Second, yes, I think that the salvation potential (as you call it) is different for a person born in China in 200 B.C. than for someone born in Europe in 2000 A.D. In fact, but contrary to your expectation, I think it is quite possible that the person in China had a better chance in 200 B.C. than the typical European does today because of the ingrained secularism of Europe. Think about that for awhile.

Third, I used the DNA evidence example for one purpose: to make it clear that the person accepts the evidence as authoritative. Obviuosly, as shown by the infamous O.J. Simpson trial, not even DNA evidence will convince someone who doesn't want to be convinced. What I am positing, however, is that the person recieves information that they believe to be credible enough to outweigh all of their old evidence that they thought led to a contrary conclusion.

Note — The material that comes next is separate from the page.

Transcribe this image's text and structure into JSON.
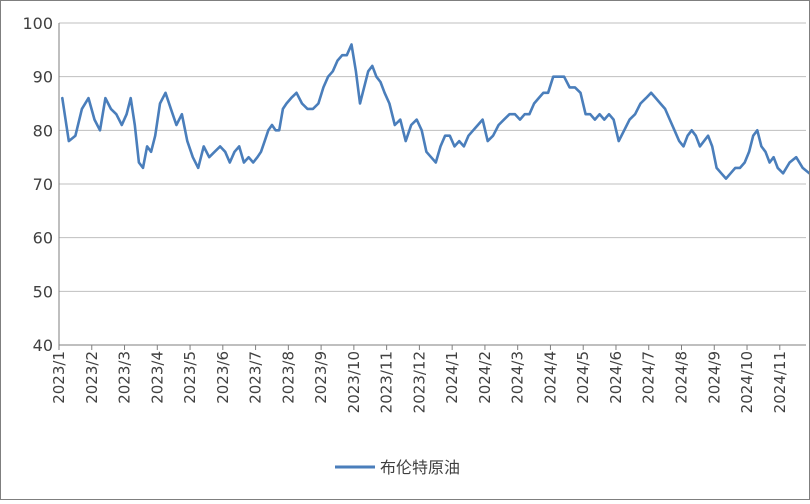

Your hypothetical and your statements that you would find certain evidence difficult to accept even if it were even better established than the evidence that already exists is consistent with my point. You are rejecting the evidence that is in place for any number of reasons. If, however, you received evidence which was convincing to you that Jesus rose from the dead, then all of your other arguments would simply fade away. The fact that you can identify bits and pieces of evidence that would not be sufficient to convince you merely shows that you have not encountered the evidence that would convince you. But merely because you are not convinced by the evidence does not mean that others are not.

Rationality is not the same as proof. It's like the old "is the cup half full or half empty" question. Both of us can rationally see the cup a certain way, but one of us may see it as half full and the other half empty. Neither is being irrational if they are convinced by what they see that the cup is one or the other. (Of course, I realize that the analogy is far from perfect, and I could give others, but it would take too much time for a comment).

Also, you discount (I think unncessarily) the fact that people do encounter the living God. Maybe God doesn't bodily answer the door, but an encounter with the Holy Spirit has changed more than one mind to the point where the same evidence that they may have previously rejected suddenly becomes clear and convincing.

Yes, there are problems with the accounts, but the accounts are more than sufficient for a person to rationally accept them as true. Pointing out possible problems is easy. For example, I could point out that you cannot know that the laws of rationality are really laws because they require rationality to prove that they are rational which is, of course, circular. But I think a person acts rationally when they accept the laws of rationality, and I think a person acts rationally in accepting the truth of the Gospels based upon the evidence even if the evidence cannot establish the truth of the resurrection, etc., with absolute certainty.

Can God be just, loving, gracious and merciful to eeryone all the time? The answer is yes. You may not see how, but it seems well within the realm of possibility once you understand Christian theology as a whole (which is, again, much to lengthy of a discussion for a comment).

Let me be clear on one thing: if you are a skeptic (you seem to suggest that you were or are a Christian of some stripe), I am not (contrary to the claims made by so many Christians) claiming that you are not being rational. You have the right to rely upon and accept as persuasive whatever arguments you want. My claim is that your arguments for rejecting the Gospels are being made in the face of evidence that is sufficient to rationally convince many people that the Gospels are true. They are perfectly justified in doing so just as you are justified in rejecting the Gospels. I just think that your rejection of the Gospels is based more on a hardening of your heart than an honest, objective appraisal of the evidence.